Veteran newsman Tom Brokaw will retire from NBC News after 55 years with the network.
In a press release announcing the news on Friday, the former NBC Nightly News anchor applauded the network's coverage over the years.
"During one of the most complex and consequential eras in American history, a new generation of NBC News journalists, producers and technicians is providing America with timely, insightful and critically important information, 24/7. I could not be more proud of them," said Brokaw, 80.
The longtime journalist first joined NBC News in 1966 as an anchor at the network's Los Angeles TV station, KNBC. He went on to co-anchor the Today show from 1976-1981 and NBC Nightly News from 1982-2004.

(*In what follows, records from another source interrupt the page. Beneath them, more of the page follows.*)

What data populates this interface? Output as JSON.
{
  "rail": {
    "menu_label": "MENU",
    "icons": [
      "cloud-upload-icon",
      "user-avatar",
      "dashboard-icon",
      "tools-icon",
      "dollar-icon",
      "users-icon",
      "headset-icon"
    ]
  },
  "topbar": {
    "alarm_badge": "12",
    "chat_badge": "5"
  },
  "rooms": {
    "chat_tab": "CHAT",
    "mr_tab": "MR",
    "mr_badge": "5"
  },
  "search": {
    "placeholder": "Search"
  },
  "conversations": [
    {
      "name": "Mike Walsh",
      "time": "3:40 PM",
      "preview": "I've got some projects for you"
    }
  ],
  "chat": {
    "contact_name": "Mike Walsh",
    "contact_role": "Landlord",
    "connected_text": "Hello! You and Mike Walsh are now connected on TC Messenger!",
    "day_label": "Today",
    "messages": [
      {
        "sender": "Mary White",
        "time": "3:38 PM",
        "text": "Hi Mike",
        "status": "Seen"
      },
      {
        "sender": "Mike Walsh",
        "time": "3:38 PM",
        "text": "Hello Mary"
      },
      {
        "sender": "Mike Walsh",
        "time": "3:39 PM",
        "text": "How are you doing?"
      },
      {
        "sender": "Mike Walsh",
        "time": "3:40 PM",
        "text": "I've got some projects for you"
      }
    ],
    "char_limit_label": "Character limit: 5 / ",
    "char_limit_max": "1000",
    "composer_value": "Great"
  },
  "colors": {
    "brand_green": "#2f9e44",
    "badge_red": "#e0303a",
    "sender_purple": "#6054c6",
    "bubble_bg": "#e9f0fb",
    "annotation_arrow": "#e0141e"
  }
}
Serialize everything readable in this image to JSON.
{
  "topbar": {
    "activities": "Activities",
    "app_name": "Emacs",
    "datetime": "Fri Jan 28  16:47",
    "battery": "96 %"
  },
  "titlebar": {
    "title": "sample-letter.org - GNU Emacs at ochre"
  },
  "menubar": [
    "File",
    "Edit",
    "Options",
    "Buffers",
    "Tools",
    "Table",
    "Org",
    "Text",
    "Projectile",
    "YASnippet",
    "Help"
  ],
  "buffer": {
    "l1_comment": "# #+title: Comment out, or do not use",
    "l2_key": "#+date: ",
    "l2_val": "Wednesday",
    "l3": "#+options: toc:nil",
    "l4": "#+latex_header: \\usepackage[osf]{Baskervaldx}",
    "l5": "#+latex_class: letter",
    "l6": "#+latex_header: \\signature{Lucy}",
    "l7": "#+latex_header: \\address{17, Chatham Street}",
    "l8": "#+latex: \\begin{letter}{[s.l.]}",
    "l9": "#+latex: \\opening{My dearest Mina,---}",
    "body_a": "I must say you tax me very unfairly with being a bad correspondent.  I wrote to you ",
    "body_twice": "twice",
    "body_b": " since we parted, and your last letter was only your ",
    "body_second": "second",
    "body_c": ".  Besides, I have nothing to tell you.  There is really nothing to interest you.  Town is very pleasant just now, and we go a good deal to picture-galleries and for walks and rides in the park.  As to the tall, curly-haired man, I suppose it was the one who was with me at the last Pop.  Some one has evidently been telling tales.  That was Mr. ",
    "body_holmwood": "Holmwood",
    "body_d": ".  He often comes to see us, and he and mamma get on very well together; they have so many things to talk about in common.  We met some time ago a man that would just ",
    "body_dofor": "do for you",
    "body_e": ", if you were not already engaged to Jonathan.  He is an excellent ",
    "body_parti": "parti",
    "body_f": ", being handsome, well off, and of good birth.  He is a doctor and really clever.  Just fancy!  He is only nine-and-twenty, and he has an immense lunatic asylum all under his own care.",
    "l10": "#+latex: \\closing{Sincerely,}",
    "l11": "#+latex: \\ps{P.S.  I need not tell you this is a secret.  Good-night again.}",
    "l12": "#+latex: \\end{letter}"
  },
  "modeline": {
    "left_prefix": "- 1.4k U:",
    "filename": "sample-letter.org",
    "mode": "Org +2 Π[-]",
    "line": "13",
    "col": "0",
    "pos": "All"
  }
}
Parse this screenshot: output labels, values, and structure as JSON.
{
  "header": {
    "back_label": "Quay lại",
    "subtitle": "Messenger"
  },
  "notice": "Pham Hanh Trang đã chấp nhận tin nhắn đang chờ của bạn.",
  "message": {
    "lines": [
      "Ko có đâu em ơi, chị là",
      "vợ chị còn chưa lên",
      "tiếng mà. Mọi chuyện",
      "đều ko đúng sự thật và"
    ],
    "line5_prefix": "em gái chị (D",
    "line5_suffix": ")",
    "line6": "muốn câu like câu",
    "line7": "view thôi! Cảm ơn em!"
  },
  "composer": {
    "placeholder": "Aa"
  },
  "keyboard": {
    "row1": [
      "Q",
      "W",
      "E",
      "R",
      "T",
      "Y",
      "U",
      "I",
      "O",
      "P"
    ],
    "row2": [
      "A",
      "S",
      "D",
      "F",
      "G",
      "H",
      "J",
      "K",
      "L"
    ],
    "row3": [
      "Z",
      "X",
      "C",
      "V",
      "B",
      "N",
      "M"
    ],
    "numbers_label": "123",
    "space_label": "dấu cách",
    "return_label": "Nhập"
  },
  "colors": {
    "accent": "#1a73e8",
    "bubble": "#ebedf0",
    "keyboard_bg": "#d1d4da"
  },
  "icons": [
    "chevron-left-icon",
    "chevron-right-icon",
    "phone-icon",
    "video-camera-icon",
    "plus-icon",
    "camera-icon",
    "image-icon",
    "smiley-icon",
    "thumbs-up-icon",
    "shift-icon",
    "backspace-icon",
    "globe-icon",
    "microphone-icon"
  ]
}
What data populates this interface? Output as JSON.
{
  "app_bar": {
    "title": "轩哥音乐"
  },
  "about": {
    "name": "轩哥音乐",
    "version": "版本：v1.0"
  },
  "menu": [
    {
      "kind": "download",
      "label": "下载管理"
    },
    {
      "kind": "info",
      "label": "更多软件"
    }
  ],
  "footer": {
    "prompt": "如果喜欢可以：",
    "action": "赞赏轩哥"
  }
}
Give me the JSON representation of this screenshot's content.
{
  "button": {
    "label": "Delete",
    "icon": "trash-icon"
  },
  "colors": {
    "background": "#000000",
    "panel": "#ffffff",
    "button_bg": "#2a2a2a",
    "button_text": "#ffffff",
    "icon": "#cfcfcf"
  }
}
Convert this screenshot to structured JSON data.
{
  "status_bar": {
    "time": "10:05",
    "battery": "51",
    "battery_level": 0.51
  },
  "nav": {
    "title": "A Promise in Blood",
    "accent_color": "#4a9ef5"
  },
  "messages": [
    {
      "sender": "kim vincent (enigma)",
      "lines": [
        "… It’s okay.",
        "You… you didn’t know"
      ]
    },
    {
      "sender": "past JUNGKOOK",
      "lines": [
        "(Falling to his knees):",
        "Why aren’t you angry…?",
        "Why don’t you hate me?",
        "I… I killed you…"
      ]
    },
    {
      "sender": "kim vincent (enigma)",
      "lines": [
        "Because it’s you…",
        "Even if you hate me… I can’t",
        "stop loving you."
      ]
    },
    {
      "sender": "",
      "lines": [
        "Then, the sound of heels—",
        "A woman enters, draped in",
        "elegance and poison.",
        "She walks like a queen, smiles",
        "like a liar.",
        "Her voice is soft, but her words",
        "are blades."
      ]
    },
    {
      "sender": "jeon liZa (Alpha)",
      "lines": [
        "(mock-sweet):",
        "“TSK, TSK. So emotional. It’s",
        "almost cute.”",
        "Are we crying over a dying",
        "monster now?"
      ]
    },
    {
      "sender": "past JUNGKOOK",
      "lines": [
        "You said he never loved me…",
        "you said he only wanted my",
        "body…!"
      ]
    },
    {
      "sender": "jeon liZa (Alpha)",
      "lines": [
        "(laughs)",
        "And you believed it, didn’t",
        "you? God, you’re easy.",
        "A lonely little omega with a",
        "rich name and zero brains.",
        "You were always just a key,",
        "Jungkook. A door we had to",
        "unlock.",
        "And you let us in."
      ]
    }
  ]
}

He has also hosted Meet the Press, making him the only person to have hosted all three major NBC News programs. In recent years, he has been a senior correspondent for the network.
Following his retirement, he "will continue to be active in print journalism, authoring books and articles, and spend time with his wife, Meredith, three daughters and grandchildren," the release stated.
In addition to his work at NBC, Brokaw has written several books on American history and has received a variety of awards during his career, including the Edward R. Murrow Award for Lifetime Achievement in Broadcasting and the Presidential Medal of Freedom, which former President Barack Obama awarded him in 2014.
In 2018, a former network correspondent, Linda Vester, accused Brokaw of sexually harassing her in the mid-1990s. Brokaw, who has been married to wife Meredith Auld since 1962, staunchly denied the allegations at the time.